Why Amazon's 1-click patent expiring is good news for mobile retail
- Amazon’s patent on 1-click ordering expired this week, opening up the possibility that mobile ordering will become more consistent among apps and websites. The patent, first granted in 1999, was controversial with critics saying it was too broad, while other e-commerce sites had to pay licensing fees to Amazon or face the possibility of an infringement suit, CNet reported.
- The news means it will now be easier for retailers to implement their own 1-click ordering capabilities, thereby streamlining purchases for customers and potentially reducing cart abandonment.
- For Amazon, the expiration of its 1-click patent means that competitors can use the transaction method, but as founder and CEO Jeff Bezos said, his company is mostly focused on providing the best online shopping experience out there. With its Prime subscription service, the company also seeks to add value to the customer experience with two-day shipping, streaming music and critically acclaimed video that can’t be found elsewhere.

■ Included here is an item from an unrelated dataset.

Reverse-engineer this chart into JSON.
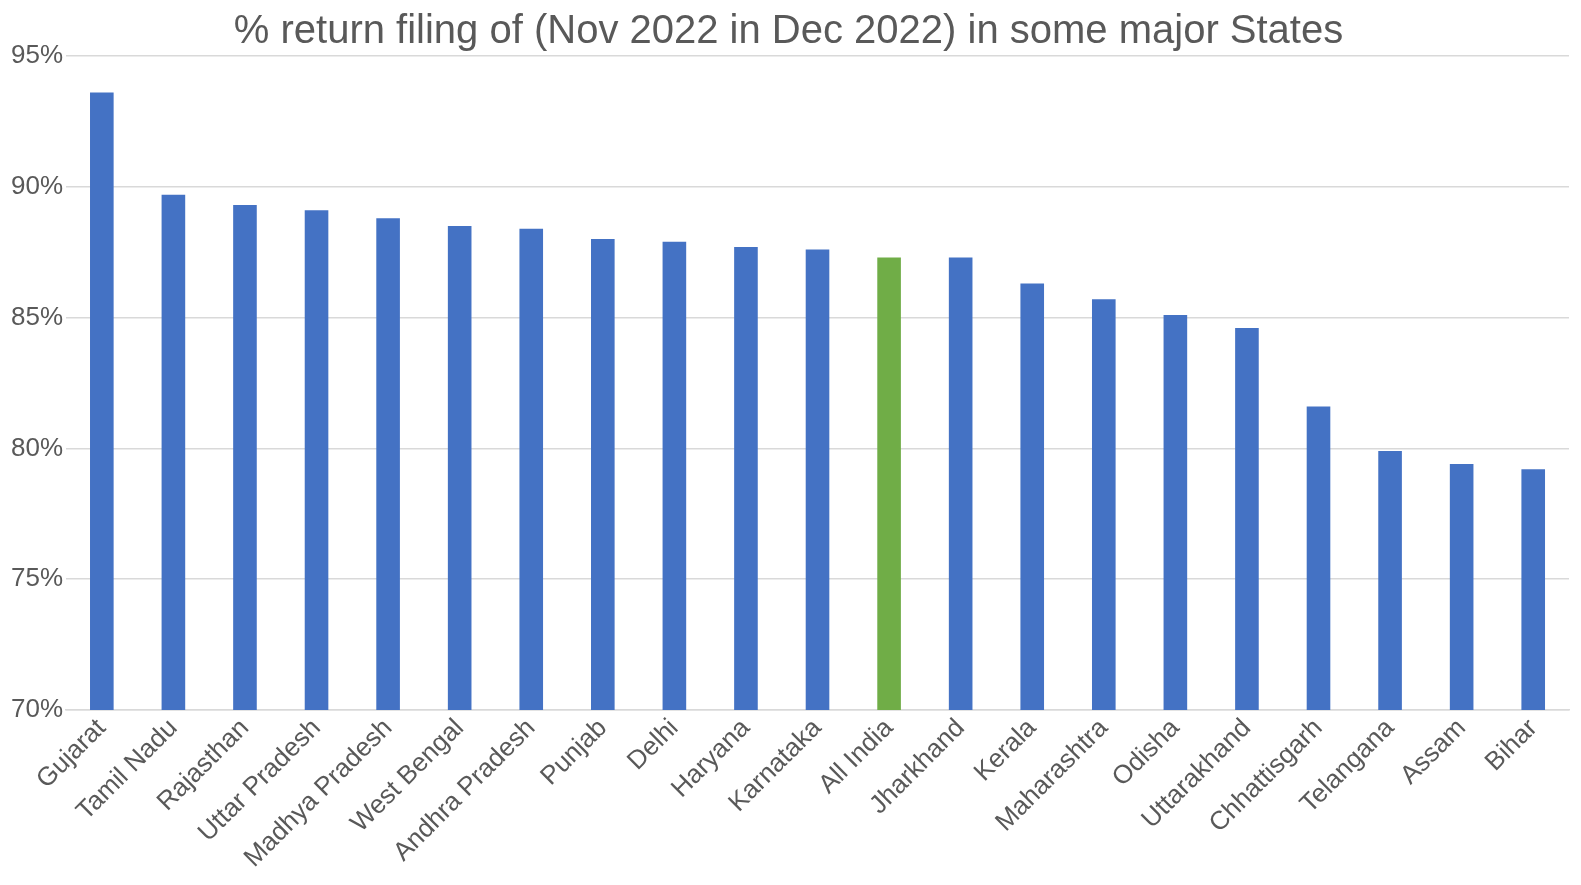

Mobile continues to be a strong performer for Amazon, with mobile orders more than doubling for this year's Amazon Prime Day. Amazon's 1-click ordering, which streamlines the checkout process, is one of the reasons why the retailer has done so well on mobile. As the company's reach continues to expand to hardware like the Amazon Echo and into stores via its Whole Foods deal, the patent's expiration isn't likely to impact its bottom line.
The good news for mobile retailers is that they can now offer 1-click ordering to customers without paying royalties to Amazon. That should make shopping more consistent among a wider group of mobile websites and apps and reduce friction at checkout.

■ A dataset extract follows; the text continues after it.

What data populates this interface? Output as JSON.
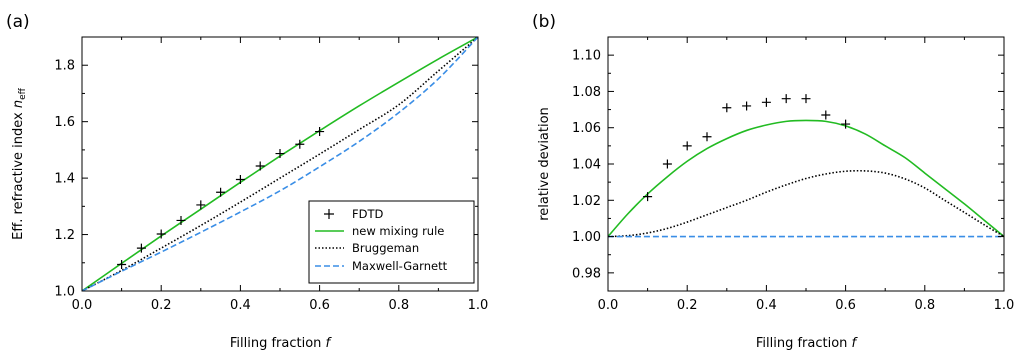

Mobile commerce continues to grow at a rapid pace, with eMarketer forecasting that U.S. sales will increase more than 50% this year for a total of $102.14 billion. While this is still a drop in the bucket compared to overall retail sales, retailers are struggling with moribund in-store traffic.

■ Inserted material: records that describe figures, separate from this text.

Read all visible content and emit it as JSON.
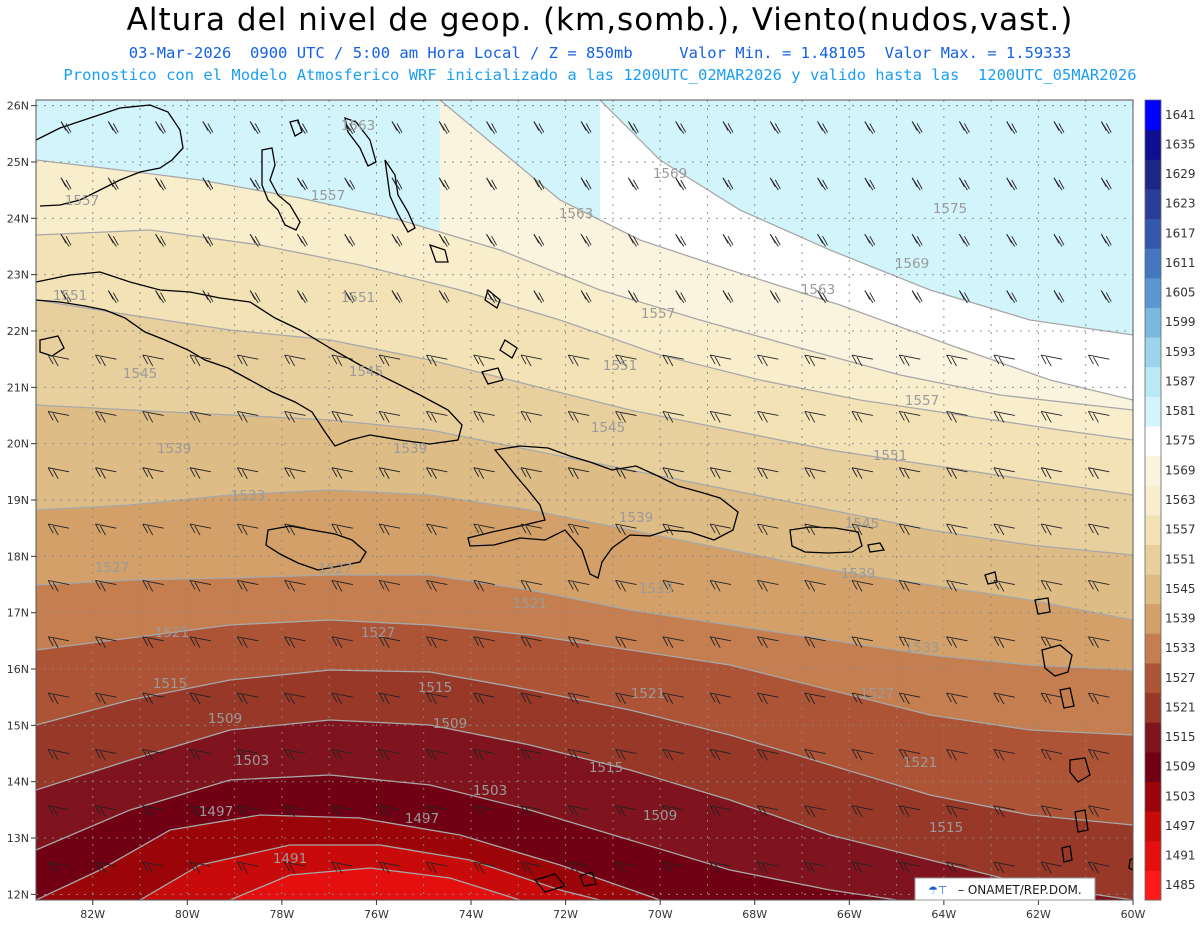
{
  "header": {
    "title": "Altura del nivel de geop. (km,somb.), Viento(nudos,vast.)",
    "line1": "03-Mar-2026  0900 UTC / 5:00 am Hora Local / Z = 850mb     Valor Min. = 1.48105  Valor Max. = 1.59333",
    "line2": "Pronostico con el Modelo Atmosferico WRF inicializado a las 1200UTC_02MAR2026 y valido hasta las  1200UTC_05MAR2026"
  },
  "chart_data": {
    "type": "heatmap",
    "x_ticks": [
      "82W",
      "80W",
      "78W",
      "76W",
      "74W",
      "72W",
      "70W",
      "68W",
      "66W",
      "64W",
      "62W",
      "60W"
    ],
    "y_ticks": [
      "26N",
      "25N",
      "24N",
      "23N",
      "22N",
      "21N",
      "20N",
      "19N",
      "18N",
      "17N",
      "16N",
      "15N",
      "14N",
      "13N",
      "12N"
    ],
    "xlim": [
      -83.2,
      -60
    ],
    "ylim": [
      11.9,
      26.1
    ],
    "colorbar": {
      "levels": [
        "1485",
        "1491",
        "1497",
        "1503",
        "1509",
        "1515",
        "1521",
        "1527",
        "1533",
        "1539",
        "1545",
        "1551",
        "1557",
        "1563",
        "1569",
        "1575",
        "1581",
        "1587",
        "1593",
        "1599",
        "1605",
        "1611",
        "1617",
        "1623",
        "1629",
        "1635",
        "1641"
      ],
      "colors": [
        "#ff1a1a",
        "#e60f0f",
        "#c80a0a",
        "#9b0509",
        "#720014",
        "#80141e",
        "#983828",
        "#ae5436",
        "#c47e50",
        "#d2a068",
        "#debc86",
        "#e8cf9e",
        "#f2e2b6",
        "#f9eecc",
        "#faf3de",
        "#ffffff",
        "#d2f4fb",
        "#bae8f4",
        "#9cd4ec",
        "#7ab9df",
        "#5b98d0",
        "#4577c0",
        "#3558ac",
        "#283e98",
        "#1c2686",
        "#0e0e92",
        "#0000ff"
      ]
    },
    "contour_labels": [
      "1563",
      "1557",
      "1557",
      "1569",
      "1563",
      "1575",
      "1569",
      "1563",
      "1551",
      "1551",
      "1557",
      "1545",
      "1545",
      "1551",
      "1557",
      "1539",
      "1539",
      "1545",
      "1551",
      "1533",
      "1539",
      "1545",
      "1527",
      "1527",
      "1539",
      "1533",
      "1521",
      "1521",
      "1527",
      "1533",
      "1515",
      "1515",
      "1521",
      "1527",
      "1509",
      "1509",
      "1515",
      "1521",
      "1503",
      "1503",
      "1509",
      "1515",
      "1497",
      "1497",
      "1491"
    ],
    "credit": "ONAMET/REP.DOM."
  }
}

A persistent issue for many retailers on mobile is that the traffic volume continues to grow but conversion rates are not keeping pace, in part because the checkout process is cumbersome. The mobile shopping cart abandonment rate can be as high as 78% while on desktop, it hovers around 70%.
“With the expiration of Amazon’s 1-click buying patent, retailers are left with a significant opportunity to leverage similar technologies, a functionality that can help reduce cart abandonment," said Casey Gannon, VP of marketing at Shopgate, in an email statement provided to Mobile Marketer. "For mobile users in particular, cart abandonment is one of the most prevalent challenges retailers face."
The business method patent on 1-click is considered an absurd misreading of patent law, which generally is designed to give an inventors a monopoly on a product for a certain period so that they can reap the financial rewards of their innovations before giving up those rights for common use. As an economist said this week to National Public Radio: “Imagine Wal-Mart patented only making their customers wait in the checkout line once. It's just ludicrous.”
Amazon sued rival Barnes & Noble the month after the patent was issued to prevent the bookseller from using a similar method of handling orders on its website. The companies settled the suit in 2002.
Bezos acknowledged the 1-click controversy, saying in 2000 that patents should have shorter lifespans and arguing that his company’s advantage would in provided better service, price and product selection. The company still held onto the patent.
Meanwhile, mobile payment technology has continued to evolve and improve with a profusion of competing systems such as Walmart Pay, Apple Pay, Android Pay and Samsung Pay. E-tailers can provide quicker transactions using PayPal One Touch, Visa Checkout or Mastercard’s Masterpass.